Located in Canberra’s western suburb of Bruce (Hus the initial name Bruce Stadium), the stadium is part of the Australian Institute of Sports. It dates back to 1977, when it opened its doors for the first time as an athletic stadium.
With its athletic track and considerable size it was soon rebranded as the National Athletic Stadium and hosted major events. Two of them were the Pacific Conference Games and IAAF World Cup in Athletics.
In late 1980s the running track was removed and gave room for sports played at oval fields, most notably the Australian football. Attempts to hold cricket games here also happened, but remained fewer.
The stadium switched from oval to rectangular (or football/rugby-specific) in 1997, ahead of the 2000 Olympics, during which the stadium saw two football games. Stands were now sunken lower into the ground and brought closer, but remodeling cost seven times the early estimates, causing huge controversy.
Two football clubs grabbed tenancy of the stadium, Canberra City FC and Canberra Cosmos, but both were dissolved not long afterwards.
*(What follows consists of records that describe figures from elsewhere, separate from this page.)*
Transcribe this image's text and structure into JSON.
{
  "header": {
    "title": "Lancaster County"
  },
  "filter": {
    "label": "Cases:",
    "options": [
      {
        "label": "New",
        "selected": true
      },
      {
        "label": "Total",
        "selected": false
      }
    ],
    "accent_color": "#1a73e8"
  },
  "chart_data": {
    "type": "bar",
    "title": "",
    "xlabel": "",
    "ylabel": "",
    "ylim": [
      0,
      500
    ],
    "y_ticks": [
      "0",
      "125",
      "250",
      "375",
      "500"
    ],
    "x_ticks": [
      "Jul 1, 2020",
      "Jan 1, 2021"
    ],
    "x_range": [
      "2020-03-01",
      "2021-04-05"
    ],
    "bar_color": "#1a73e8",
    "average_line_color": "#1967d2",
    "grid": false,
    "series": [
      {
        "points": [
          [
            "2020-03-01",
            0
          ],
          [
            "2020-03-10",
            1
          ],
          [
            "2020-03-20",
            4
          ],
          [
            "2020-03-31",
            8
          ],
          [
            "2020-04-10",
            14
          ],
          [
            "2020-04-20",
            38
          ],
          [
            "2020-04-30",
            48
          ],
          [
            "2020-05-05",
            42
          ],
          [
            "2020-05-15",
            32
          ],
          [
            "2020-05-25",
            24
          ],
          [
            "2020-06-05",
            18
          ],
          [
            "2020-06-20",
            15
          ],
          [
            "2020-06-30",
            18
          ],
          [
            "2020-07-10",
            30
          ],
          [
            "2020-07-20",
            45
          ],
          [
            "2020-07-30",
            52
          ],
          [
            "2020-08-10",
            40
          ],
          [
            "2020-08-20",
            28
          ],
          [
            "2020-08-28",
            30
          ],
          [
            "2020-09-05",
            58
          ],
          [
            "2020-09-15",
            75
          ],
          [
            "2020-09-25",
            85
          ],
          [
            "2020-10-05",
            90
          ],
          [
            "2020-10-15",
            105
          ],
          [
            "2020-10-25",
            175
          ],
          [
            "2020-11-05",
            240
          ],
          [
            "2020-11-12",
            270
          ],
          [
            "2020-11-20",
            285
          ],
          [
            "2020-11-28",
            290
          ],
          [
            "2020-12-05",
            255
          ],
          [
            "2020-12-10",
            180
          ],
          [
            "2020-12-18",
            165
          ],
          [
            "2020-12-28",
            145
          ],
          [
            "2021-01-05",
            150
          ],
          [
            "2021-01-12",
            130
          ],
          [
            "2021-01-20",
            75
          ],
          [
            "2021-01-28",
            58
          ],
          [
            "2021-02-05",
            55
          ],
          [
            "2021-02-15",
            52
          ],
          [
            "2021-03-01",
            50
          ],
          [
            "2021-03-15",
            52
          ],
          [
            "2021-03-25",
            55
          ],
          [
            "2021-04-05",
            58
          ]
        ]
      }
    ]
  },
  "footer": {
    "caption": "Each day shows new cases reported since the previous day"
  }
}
Third attempt came in 2009 as A-League franchise was to be given, but Canberra lost the race to Sydney and Melbourne.
The stadium has been subject to demolition plans over the last several years, but so far none of them came to fruition.
The history of sports in this precinct of Parramatta, western suburbs of Sydney, goes as far back as to mid-nineteenth century. Though it was horse racing and cricket at that time, this is still a background many stadia around the world don’t have.
The current stadium’s story is more simple: work began in late 1984 and was done within a year. Opening took place in early 1986 and Queen Elisabeth II herself opened the stadium.
With a few decades of operation behind the stadium today, there’s been a variety of events held here. Along rugby use there were also concerts of world’s greatest performers, like Michael Jackson or Paul McCartney. For us it’s the football that matters most, though. This discipline settled here last, in 2012. This didn’t stop Western Sydney Wanderers from building a solid fanbase.
In late 2013 the stadium gained its first naming rights partner, local company Pirtek. The sponsorship coincided with plans to refurbish the stadium that is seen as somewhat outdated, especially in terms of corporate facilities. Works should be delivered in 2015.
Sports in this picturesque location in central Gosford were played since 1915. Plans to build the current stadium date back to 1990s, when a major rugby team, North Sydney Bears, was expected to move here. Construction was expected to end in 1999, but due to weather conditions was delayed to early 2000.
Ironically, the rugby side never began to play here as they merged with another team at that time. With the unexpected turn of events only some games were held in the first years of the stadium’s operation, like the 2003 Rugby World Cup.
It wasn’t until 2005 that an anchor tenant was found, this time a football club, the A-League Central Coast Mariners. The club remains the ground’s main user to date.
Stands at the stadium have an interesting layout. There’s no south stand and the end zone is open towards the Brisbane Water with only a row of palms in the way. Both side stands are double-tiered and partly covered, while the north end is an open single tier.
In its short history the stadium already had several different naming rights partners. All names are derived from Central Coast Stadium, the formal name, which replaced the Grahame Park naming from 1915.
One of three athletic stadiums created within the extensive Sydney Olympic Park. The stadium lies south of ANZ Stadium and has one covered stand holding up to 5,000 seated spectators.